OTTAWA, 1er nov. - Lundi, le gouvernement Libéral a réintroduit une législation pour dépénaliser la possession de petites quantités de marijuana, s’attirant des critiques que cela pourrait provoquer un renforcement des mesures de répression à la frontière américaine.
Ce projet de loi remplacerait les sanctions pénales par des amendes pour les petites quantités jusqu’à 15 g, soit environ une demi-oncee, les adolescents étant soumis à des amendes plus faibles que les adultes.
Vic Toews, membre du parti conservateur dans l’opposition au Parlement, a exprimé des craintes que cette législation pourrait en fin de compte mettre en danger les relations commerciales les plus florissantes du monde, évaluées à plus de $1 milliard par jour.

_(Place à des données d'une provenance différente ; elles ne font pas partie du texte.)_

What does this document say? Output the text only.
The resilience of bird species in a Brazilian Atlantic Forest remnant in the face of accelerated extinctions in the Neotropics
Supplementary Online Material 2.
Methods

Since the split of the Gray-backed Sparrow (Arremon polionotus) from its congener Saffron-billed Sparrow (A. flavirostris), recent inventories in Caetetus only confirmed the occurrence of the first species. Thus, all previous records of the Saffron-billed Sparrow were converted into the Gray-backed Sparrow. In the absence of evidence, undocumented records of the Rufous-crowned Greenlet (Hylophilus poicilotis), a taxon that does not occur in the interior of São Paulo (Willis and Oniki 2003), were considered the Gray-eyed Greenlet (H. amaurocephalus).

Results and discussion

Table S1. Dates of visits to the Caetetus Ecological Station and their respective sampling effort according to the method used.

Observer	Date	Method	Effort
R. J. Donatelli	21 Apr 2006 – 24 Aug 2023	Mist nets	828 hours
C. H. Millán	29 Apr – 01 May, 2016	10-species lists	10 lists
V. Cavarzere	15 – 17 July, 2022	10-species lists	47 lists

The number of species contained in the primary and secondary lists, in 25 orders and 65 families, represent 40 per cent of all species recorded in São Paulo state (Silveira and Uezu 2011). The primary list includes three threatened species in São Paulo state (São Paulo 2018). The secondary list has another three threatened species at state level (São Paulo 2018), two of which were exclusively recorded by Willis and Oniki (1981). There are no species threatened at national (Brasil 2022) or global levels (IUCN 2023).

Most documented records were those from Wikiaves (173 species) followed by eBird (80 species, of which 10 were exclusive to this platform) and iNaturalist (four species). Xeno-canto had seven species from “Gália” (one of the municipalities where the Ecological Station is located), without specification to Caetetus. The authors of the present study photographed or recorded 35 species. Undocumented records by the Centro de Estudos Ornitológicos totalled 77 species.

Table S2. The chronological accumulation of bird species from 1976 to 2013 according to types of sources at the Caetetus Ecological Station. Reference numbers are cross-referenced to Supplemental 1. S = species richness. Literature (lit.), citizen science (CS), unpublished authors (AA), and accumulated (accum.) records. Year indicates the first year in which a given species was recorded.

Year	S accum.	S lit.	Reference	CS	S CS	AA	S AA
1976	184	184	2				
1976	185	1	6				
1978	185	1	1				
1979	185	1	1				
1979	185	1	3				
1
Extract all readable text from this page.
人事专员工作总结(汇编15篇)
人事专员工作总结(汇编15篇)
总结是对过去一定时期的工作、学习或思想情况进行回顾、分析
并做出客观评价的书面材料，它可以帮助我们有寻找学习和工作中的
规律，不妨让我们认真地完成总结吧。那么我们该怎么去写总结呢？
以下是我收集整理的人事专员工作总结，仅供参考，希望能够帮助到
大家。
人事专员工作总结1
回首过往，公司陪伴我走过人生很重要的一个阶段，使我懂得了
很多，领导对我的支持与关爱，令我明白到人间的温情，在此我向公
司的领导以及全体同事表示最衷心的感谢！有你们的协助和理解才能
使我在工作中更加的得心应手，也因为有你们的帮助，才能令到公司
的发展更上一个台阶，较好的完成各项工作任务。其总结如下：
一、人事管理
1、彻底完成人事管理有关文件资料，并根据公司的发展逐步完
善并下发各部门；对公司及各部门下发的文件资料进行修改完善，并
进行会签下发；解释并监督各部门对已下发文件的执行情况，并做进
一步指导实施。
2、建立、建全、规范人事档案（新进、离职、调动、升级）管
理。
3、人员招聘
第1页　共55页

"Nous savons que les Américains sont très opposés à ce projet de loi," a-t-il déclaré aux reporters à l’entrée de la Chambre des Communes. "Comment ce gouvernement peut-il nous garantir qu’il n’y aura pas d’action de représailles de la part des Américains ?"
Les fonctionnaires américains chargés de l’application des lois sur les drogues ont prévenu que l’assouplissement des lois pourrait mener à une poussée du trafic de marijuana canadienne très forte - un commerce qui représente déjà presque $4 milliards en Colombie Britannique.
Les opposants des deux pays ont également averti qu’un tel changement mènerait à des files d’attente plus longues à la frontière si les Etats-Unis renforcent encore les mesures de sécurité.
Le Ministre de la Justice Irwin Cotler a déclaré qu’il ne voulait pas que les jeunes consommateurs aient un casier judiciaire, ce qui pourrait nuire à leur carrière professionnelle et bloquer leur entrée aux Etats-Unis. Une législation similaire a été sabordée par l’élection fédérale de juin, ce qui a automatiquement tué tous les projets de loi en cours.
La police Canadienne a également prévenu qu’avant de dépénaliser cette substance, les autorités doivent développer des tests fiables pour la conduite sous l’emprise de marijuana.
Dans ce but, Cotler a réintroduit lundi un projet de loi séparé sur la conduite sous l’emprise de drogue, une mesure qui donnerait à la police l’autorité pour forcer les suspects à se soumettre à des tests.
Les représentants du gouvernement ont déclaré qu’il n’existe pas de machine fiable pouvant être utilisée par la police au bord des routes pour déterminer la prise de drogue, mais il est possible d’observer le cillement involontaire des yeux et de demander aux conducteurs de se tenir sur une jambe.
S’il y a suspicion d’usage de drogue, le conducteur peut être conduit au poste de police pour mener d’autres tests physiques et éventuellement obtenir des échantillons de sang, de salive ou d’urine.
La police a également déclaré que les fonctionnaires n’ont pas encore la formation suffisante pour appliquer ces tests dans tout le pays, mais Cotler a promis environ $5,3 millions pour de nouvelles formations.